While you can not necessarily tell one’s ancestry/ethnicity by their skin color and facial features, a quick look through your calendar shows that maybe 7 out of the 40 models are people of color. This country is made up of people from all over the world and contains the entire spectrum of skin colors, hair textures, abilities, family-makeup, shapes, sizes, etc. Your calendar does not reflect this and thus is not inclusive of your customers. While I myself am white with blond hair and blue eyes, I do not wish to adorn my walls with the small minority of people who look like me. I do not wish to be part of perpetuating the valuing of Eurocentric beauty over all others, inside or outside of my home.

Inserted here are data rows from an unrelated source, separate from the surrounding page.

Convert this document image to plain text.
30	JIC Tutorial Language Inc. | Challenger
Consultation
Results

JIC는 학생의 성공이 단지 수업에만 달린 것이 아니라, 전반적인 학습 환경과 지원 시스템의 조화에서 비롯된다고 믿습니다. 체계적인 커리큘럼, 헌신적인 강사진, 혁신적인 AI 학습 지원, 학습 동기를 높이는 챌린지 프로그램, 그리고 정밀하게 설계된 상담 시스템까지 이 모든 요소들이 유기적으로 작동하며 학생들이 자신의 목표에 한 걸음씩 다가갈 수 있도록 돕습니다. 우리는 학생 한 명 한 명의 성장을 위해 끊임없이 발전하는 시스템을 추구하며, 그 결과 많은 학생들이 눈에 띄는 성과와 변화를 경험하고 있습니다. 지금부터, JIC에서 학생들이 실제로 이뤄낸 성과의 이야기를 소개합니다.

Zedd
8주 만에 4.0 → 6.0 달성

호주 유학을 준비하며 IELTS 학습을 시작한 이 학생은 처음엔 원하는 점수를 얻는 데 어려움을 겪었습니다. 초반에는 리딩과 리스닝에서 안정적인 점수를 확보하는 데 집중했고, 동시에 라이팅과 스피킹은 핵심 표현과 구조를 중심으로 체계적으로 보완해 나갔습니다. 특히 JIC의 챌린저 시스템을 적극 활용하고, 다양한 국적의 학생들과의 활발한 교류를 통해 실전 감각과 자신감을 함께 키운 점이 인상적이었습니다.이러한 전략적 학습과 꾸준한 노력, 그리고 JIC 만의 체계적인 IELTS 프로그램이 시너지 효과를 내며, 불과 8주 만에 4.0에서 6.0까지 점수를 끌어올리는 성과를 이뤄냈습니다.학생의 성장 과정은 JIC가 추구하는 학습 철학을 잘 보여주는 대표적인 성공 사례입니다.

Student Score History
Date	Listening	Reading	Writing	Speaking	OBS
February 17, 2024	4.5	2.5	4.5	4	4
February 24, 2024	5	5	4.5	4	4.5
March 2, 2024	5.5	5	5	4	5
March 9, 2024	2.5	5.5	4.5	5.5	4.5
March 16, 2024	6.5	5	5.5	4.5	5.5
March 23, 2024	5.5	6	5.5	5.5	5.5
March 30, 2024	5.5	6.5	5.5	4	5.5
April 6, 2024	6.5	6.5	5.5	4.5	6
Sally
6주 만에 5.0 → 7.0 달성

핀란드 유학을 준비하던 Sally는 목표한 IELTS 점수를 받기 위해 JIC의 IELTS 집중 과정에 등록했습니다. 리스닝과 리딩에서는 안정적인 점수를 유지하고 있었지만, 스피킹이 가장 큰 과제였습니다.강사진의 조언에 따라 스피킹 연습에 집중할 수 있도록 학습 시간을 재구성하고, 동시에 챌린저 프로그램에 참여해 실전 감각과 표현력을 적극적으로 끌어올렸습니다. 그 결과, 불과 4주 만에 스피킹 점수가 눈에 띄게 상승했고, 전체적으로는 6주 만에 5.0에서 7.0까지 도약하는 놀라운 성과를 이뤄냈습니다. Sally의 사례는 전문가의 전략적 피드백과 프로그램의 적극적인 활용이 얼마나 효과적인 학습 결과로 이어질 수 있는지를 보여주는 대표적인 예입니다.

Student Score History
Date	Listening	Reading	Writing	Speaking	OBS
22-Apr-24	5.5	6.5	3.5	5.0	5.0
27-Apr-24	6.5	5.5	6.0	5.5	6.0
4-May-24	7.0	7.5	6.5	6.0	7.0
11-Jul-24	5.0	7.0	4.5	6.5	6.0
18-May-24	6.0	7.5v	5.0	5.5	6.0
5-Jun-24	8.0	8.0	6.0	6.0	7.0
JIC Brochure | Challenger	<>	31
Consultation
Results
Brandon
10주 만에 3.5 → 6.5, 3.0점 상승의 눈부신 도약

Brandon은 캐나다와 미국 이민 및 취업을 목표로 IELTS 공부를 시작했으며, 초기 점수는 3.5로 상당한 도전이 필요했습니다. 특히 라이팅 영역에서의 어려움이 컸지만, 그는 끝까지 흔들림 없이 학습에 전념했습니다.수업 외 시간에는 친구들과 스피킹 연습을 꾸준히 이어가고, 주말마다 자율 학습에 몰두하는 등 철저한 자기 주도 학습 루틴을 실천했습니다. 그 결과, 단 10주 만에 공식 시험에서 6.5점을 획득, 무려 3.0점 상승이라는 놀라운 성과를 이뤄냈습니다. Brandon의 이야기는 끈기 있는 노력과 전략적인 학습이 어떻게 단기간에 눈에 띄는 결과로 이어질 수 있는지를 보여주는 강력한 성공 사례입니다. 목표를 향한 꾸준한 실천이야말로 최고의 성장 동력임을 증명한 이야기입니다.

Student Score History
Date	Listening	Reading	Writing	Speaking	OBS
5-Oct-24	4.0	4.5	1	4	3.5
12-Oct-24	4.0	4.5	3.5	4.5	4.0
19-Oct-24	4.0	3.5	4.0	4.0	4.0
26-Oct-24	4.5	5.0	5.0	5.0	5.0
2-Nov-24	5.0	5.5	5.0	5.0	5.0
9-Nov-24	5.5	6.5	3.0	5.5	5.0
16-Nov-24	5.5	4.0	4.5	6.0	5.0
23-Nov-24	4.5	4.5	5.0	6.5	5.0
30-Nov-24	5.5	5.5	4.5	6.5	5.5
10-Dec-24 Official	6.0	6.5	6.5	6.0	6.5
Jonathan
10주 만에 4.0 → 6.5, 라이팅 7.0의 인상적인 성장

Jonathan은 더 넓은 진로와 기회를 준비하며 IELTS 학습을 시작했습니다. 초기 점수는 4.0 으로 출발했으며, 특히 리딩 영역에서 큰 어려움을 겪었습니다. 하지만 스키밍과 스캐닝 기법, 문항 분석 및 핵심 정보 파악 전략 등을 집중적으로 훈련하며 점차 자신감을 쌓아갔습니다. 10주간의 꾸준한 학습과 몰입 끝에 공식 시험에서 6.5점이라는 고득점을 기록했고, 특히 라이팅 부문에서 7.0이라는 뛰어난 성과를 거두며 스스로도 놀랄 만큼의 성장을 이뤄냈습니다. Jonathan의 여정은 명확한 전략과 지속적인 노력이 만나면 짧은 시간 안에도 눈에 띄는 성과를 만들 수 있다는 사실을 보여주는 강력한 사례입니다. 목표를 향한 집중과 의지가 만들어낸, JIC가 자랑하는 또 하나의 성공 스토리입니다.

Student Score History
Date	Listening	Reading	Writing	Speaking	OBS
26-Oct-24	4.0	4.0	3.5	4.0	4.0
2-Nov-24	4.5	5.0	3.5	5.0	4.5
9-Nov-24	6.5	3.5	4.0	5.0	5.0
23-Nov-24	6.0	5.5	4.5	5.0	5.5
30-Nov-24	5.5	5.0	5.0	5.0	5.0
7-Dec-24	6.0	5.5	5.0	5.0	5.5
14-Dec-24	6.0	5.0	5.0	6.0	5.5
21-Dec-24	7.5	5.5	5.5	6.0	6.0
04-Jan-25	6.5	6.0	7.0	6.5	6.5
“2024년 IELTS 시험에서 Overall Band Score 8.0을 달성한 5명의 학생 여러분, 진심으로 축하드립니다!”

The image used for the month of August particularly concerns me. Advertising often uses glowing white, heterosexual, able-bodied, middle-class family units to portray what “normal” families look like. While I appreciate that this photo is intergenerational, it reinforces a very narrow definition of family. Yes, some families do look like this. They also look like: two daddies, a range of skin colors, a transgender daughter, grandparents with wrinkles, kids with physical disabilities, single parents, and so on.
The images in our daily lives in places such as television, film, advertisements, grocery stores, dentist offices, and calendars, reflect what is valued, what is considered beautiful, and shapes how we view ourselves and each other. Excluding large groups of people from these images contributes to their systematic exclusion and oppression in our unequal society. Using a few people of color as decoration to a overwhelmingly white calendar perpetuates tokenization, giving the appearance of diversity/inclusively without questioning why white is considered normal or beautiful. Portraying a very narrow visual representation of what a “normal” family looks like creates stress for the many children who never see their own families portrayed in a positive way.
I am not putting your calendar on my wall this year and hope that in your creation of next year’s calendar that you take my thoughts into consideration. Please let me know if you have any questions. Thank you for your time.
Dana L Woodruff

more to come...
P.S.  Their response was less than satisfying, implying that their calendar accurately portrays their customers.  Perhaps they believe that all their customers are white, straight, and able-bodied, etc?!

1 comment:

  1. EXCELLENT letter, and excellent idea for a resolution. We all need to speak up and speak out. Way to go!